Transplanting Your Lavender Cuttings: When and How to Do It

Transplanting your lavender cuttings is an important step in their growth process. Here are some tips for when and how to transplant your cuttings.

The best time to transplant lavender cuttings is when they have developed a strong root system and are actively growing. This usually takes about 8-12 weeks after rooting. Check the roots by gently lifting the cutting from the propagation medium. If you see a healthy network of roots, it is ready to be transplanted.

To transplant your lavender cuttings, choose a well-draining location in your garden or a suitable container. Dig a hole that is slightly larger than the root ball of the cutting and place it in the hole. Gently firm the soil around the roots and water thoroughly.

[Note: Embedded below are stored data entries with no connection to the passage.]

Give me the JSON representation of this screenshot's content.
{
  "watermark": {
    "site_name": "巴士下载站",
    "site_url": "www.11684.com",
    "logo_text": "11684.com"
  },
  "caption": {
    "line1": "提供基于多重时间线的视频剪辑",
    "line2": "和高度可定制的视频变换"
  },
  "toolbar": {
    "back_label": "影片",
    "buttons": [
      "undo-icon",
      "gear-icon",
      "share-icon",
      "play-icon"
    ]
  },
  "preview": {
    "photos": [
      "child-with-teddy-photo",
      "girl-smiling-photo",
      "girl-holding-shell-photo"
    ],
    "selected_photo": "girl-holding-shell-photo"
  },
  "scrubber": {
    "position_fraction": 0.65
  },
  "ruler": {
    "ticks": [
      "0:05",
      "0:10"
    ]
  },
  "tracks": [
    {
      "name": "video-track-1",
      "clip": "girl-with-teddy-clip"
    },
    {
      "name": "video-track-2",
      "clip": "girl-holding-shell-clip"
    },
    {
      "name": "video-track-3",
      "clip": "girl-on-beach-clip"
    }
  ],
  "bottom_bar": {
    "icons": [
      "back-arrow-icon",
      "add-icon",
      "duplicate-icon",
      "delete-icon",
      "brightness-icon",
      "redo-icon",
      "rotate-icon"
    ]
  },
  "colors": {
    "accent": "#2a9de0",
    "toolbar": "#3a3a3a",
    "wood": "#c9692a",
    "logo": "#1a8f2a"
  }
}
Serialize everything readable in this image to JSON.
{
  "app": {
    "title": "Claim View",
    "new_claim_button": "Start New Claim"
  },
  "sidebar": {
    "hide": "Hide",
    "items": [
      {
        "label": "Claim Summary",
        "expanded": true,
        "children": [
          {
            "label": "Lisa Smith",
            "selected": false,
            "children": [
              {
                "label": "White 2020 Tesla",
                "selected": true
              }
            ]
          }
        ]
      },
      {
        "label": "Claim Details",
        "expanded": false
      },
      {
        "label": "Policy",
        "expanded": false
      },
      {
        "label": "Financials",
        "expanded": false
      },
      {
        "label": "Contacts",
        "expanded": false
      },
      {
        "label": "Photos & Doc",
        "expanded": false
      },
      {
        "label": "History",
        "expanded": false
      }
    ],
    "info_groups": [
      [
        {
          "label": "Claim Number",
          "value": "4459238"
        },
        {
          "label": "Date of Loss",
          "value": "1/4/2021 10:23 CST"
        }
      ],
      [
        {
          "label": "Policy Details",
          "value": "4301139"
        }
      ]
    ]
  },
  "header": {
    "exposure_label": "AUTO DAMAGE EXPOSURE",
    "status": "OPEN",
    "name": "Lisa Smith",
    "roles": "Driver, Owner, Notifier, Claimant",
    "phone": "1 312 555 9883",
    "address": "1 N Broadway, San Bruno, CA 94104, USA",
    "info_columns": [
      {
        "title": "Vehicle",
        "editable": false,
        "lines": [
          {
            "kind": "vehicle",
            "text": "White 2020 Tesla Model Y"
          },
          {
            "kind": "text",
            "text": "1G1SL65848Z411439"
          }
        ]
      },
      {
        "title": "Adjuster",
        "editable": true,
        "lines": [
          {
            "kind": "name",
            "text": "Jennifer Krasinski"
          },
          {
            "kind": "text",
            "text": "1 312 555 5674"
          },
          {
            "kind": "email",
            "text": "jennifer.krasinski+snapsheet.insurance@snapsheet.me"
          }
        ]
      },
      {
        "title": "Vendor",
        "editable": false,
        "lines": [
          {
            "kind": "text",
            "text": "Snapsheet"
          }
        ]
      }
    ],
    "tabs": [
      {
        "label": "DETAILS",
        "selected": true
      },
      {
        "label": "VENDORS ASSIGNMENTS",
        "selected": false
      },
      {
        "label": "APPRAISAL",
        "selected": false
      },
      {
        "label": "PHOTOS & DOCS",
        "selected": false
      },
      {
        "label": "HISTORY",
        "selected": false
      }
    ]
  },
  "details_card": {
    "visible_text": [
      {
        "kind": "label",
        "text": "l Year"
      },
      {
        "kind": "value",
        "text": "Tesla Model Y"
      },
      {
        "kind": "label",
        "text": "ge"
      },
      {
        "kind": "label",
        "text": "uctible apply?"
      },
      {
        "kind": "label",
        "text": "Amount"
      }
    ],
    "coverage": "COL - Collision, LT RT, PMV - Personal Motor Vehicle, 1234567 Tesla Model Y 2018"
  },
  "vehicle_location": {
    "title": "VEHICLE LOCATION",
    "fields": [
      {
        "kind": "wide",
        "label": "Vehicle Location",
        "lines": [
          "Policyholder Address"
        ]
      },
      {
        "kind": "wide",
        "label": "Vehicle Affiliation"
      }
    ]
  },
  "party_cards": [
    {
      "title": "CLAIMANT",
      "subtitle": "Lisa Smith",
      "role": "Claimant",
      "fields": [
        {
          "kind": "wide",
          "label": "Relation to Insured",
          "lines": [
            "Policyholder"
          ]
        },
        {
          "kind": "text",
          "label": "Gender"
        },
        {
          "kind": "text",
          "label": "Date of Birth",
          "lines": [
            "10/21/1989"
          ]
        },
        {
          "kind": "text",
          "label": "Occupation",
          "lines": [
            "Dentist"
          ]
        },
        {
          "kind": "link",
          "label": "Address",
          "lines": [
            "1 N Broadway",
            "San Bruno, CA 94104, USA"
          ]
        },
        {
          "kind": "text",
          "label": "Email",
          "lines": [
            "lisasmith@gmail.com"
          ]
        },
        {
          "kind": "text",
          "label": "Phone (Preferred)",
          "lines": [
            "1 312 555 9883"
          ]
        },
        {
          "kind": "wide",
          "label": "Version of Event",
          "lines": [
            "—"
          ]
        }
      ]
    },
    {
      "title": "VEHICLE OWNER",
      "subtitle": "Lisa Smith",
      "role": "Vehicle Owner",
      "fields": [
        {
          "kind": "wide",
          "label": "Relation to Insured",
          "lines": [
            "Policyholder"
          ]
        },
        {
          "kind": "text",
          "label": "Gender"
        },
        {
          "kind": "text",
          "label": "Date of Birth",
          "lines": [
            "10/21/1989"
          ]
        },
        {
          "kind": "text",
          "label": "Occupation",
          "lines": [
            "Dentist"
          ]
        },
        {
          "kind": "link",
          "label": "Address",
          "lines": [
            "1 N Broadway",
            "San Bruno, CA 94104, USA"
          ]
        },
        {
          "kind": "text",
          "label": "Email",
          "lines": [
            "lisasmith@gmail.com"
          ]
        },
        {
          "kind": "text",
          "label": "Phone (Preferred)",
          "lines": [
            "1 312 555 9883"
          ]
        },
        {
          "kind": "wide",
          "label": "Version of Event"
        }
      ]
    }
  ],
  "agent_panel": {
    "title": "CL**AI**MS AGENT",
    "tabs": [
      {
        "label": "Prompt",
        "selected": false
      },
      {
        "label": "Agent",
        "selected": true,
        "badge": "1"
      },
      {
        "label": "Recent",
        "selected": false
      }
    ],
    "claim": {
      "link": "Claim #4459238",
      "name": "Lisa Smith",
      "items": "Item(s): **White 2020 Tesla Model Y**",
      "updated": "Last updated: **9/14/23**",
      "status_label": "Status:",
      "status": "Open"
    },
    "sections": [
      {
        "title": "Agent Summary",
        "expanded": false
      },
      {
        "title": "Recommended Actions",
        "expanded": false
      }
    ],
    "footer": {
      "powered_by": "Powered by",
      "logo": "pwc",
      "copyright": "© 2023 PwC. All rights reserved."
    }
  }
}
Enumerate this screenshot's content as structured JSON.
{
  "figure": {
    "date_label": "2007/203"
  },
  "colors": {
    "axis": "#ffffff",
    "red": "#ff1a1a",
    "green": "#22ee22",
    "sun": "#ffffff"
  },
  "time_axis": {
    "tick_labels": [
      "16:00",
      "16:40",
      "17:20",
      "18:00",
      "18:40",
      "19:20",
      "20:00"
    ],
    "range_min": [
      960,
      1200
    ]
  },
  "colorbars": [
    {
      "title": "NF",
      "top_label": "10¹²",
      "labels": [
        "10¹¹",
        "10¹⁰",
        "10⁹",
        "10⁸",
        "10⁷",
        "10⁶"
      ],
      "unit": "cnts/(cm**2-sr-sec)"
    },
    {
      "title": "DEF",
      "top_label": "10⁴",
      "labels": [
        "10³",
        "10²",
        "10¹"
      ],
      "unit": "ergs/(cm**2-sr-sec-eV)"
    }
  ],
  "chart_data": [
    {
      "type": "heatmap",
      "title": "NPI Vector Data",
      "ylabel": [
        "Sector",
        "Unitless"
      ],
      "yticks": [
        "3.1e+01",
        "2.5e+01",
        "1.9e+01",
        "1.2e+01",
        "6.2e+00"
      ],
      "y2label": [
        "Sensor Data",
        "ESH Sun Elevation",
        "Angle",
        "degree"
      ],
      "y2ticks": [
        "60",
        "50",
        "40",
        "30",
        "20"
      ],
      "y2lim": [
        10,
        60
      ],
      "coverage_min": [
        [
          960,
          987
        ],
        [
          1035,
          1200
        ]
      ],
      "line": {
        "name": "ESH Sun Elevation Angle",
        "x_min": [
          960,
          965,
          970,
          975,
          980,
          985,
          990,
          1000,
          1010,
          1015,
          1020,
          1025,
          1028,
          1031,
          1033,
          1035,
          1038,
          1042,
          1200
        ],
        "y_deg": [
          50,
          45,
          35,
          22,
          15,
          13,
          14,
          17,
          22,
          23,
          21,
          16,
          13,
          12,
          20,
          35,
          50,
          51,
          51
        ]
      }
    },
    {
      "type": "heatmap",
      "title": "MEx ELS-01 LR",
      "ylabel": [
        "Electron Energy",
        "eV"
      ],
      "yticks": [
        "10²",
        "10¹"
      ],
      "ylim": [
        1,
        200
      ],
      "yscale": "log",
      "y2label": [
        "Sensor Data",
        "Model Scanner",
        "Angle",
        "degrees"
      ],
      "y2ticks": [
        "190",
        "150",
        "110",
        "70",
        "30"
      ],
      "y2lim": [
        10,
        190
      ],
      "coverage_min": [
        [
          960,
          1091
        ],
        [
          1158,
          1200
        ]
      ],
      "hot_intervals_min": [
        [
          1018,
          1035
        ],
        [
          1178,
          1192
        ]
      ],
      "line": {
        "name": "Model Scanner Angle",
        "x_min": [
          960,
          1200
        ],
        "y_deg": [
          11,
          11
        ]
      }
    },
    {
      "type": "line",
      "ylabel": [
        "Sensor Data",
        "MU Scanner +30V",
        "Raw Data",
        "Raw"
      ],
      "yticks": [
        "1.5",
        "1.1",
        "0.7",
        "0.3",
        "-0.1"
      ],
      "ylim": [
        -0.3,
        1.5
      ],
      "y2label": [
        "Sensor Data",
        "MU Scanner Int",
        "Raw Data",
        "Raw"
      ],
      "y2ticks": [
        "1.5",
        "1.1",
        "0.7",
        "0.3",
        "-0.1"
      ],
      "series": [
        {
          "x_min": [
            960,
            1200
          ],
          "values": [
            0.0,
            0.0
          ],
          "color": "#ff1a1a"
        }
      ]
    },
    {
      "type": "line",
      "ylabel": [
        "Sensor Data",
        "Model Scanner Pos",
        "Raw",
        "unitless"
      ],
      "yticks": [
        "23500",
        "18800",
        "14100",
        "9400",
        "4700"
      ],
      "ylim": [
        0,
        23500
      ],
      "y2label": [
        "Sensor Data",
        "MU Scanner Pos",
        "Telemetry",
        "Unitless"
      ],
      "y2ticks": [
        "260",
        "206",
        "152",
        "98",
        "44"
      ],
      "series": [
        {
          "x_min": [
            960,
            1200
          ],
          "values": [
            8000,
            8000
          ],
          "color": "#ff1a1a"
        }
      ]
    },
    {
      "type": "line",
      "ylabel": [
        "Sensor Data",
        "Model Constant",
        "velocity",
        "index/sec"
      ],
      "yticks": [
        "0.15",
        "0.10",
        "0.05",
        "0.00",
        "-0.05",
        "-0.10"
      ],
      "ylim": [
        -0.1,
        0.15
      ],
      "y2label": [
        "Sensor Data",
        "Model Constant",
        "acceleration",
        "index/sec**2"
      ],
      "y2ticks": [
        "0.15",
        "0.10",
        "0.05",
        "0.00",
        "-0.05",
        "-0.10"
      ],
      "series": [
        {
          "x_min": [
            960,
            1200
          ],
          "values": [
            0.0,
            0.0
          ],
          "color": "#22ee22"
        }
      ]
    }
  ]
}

When transplanting lavender cuttings, it is important to space them properly to allow for air circulation and prevent overcrowding. Space the plants at least 12-18 inches apart to ensure they have enough room to grow and thrive.

Troubleshooting Common Problems with Lavender Cuttings

While propagating lavender from cuttings is generally a straightforward process, there can be some common problems that arise. Here are some common issues with lavender cuttings and how to solve them.

One common problem with lavender cuttings is rotting. This can occur if the cuttings are kept in overly wet or poorly draining conditions. To prevent rotting, make sure to use a well-draining propagation medium and avoid overwatering.

Another issue that can occur is wilting or drooping of the leaves. This can be a sign of underwatering or excessive heat. Make sure to water your lavender cuttings regularly and provide them with adequate shade or protection from extreme heat.

Pests can also be a problem for lavender cuttings. Aphids, spider mites, and whiteflies are common pests that can infest lavender plants. Monitor your plants regularly and take action at the first sign of pest infestation. You can use organic insecticidal soap or neem oil to control pests.

Enjoying the Fruits of Your Labor: Harvesting and Using Your Lavender Plants

Once your lavender plants have matured, you can start enjoying the fruits of your labor. Here are some tips for harvesting and using your lavender plants.

The best time to harvest lavender is when the flowers are fully open but before they start to fade. Cut the flower stems just above the leaves using sharp pruning shears. Harvesting in the morning when the flowers are at their peak fragrance is recommended.

There are many ways to use lavender in your home and garden. You can dry the flowers and use them in potpourri, sachets, or herbal teas. Lavender can also be used in cooking and baking to add a unique flavor to dishes. Additionally, lavender essential oil can be extracted from the flowers and used for aromatherapy or homemade beauty products.

To preserve and store lavender, make sure to dry the flowers thoroughly before storing them. Hang the flower stems upside down in a cool, dark place until they are completely dry. Once dry, remove the flowers from the stems and store them in an airtight container away from light and moisture.


Propagating lavender from cuttings is a rewarding and cost-effective way to expand your lavender garden. With the right techniques and care, you can enjoy beautiful and fragrant lavender plants for years to come. Choose the right lavender variety for propagation, prepare the cuttings properly, and create an ideal environment for rooting. Take care of your lavender cuttings by watering, fertilizing, and pruning them appropriately. Transplant them when they are ready and troubleshoot any problems that may arise. Finally, enjoy the fruits of your labor by harvesting and using your lavender plants in various ways.